BATON ROUGE, La. (AP) — Relatives of a black man killed by a white Baton Rouge police officer want Louisiana's attorney general to let their attorneys see and hear unreleased video and audio recordings from the shooting investigation.
Attorney General Jeff Landry hasn't responded to a letter lawyers for Alton Sterling's family sent him last month requesting access to the evidence, one of the attorneys, L. Chris Stewart, said Thursday.
Stewart said allowing the family's lawyers to review surveillance video and audio of Sterling's encounter with two white officers in July 2016 won't interfere with Landry's investigation and could help the civil lawsuit they filed in June.
"We need to see how many different policies (the officer) violated," Stewart said.
A spokeswoman for Landry's office said she couldn't comment because they're still reviewing evidence to determine whether state criminal charges are warranted.
Officer Blane Salamoni shot Sterling six times during a struggle outside a convenience store where the 37-year-old black man was selling homemade CDs.
The Justice Department investigated and announced in May that it will not file federal criminal charges against Salamoni or Officer Howie Lake II, who also wrestled Sterling to the ground but didn't fire his gun.
Two cellphone videos of the July 5, 2016, shooting quickly spread on social media, fueling nightly protests in Baton Rouge that led to nearly 200 arrests. The officers' body cameras and store surveillance camera also recorded the encounter, but those videos have not been publicly released.

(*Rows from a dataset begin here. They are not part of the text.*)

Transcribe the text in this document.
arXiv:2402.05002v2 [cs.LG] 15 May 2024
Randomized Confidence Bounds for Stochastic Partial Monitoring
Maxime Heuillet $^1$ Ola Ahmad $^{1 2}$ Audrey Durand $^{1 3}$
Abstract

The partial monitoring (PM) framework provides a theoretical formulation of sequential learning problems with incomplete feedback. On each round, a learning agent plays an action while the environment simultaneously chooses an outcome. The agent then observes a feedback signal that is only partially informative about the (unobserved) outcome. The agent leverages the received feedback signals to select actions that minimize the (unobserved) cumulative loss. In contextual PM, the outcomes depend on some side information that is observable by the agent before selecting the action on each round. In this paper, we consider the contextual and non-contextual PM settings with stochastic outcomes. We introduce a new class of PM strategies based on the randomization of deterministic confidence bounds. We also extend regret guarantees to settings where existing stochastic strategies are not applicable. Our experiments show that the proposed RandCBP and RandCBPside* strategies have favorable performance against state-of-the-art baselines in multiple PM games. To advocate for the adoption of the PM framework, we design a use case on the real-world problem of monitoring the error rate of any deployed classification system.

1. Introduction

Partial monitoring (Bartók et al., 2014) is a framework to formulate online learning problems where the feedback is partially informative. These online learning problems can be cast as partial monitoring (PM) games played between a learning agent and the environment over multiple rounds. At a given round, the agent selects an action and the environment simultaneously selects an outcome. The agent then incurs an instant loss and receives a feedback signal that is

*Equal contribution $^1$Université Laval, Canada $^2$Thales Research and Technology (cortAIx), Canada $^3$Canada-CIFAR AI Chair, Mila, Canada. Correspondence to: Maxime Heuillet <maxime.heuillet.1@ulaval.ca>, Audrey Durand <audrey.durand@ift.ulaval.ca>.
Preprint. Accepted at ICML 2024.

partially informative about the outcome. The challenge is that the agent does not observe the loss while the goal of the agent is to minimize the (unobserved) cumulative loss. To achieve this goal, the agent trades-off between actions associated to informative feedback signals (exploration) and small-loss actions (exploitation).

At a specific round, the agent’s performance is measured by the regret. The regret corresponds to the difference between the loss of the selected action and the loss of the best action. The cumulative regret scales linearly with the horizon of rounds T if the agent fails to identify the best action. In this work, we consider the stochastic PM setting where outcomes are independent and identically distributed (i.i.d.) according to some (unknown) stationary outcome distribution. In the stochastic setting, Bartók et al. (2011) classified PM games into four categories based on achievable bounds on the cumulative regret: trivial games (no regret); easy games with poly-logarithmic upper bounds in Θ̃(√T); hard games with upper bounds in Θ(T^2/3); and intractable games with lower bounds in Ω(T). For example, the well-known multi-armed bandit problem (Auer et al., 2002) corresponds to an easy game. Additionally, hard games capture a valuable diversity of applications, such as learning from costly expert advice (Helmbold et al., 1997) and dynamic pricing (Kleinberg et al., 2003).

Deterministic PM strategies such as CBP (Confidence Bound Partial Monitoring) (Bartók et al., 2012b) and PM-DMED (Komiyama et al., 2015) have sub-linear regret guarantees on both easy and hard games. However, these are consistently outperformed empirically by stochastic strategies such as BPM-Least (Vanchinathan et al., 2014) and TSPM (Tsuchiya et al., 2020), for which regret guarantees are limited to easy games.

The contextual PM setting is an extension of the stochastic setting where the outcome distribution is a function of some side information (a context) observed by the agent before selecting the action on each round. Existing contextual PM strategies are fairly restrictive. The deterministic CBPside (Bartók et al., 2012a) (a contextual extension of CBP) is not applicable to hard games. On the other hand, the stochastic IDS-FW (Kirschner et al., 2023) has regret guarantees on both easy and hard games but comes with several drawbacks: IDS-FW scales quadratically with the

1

Lawyers for Sterling's relatives said federal authorities told them that Salamoni pointed a gun at Sterling's head and threatened to kill him before the struggle began. Stewart said the unreleased video and audio would help the family lawyers verify that account.
"In many cases family and their legal representatives are allowed to review footage in person while being investigated, yet this has not happened in the Sterling case," the family lawyers wrote in their letter to Landry. "There is no legal basis to not allow a private review of the requested footage."
Federal investigators found that Salamoni yelled that Sterling was reaching for a gun in his pocket before shooting him three times, and then fired three more shots into Sterling's back when he began to sit up and move. The officers recovered a loaded revolver from Sterling's pocket.
Attorneys for Alton Sterling's five children filed the wrongful death lawsuit in state court against the city of Baton Rouge, its police department and former police chief, and the two officers involved. They claim the shooting fits a pattern of racist behavior and excessive force, and resulted from poor training and inadequate police procedures.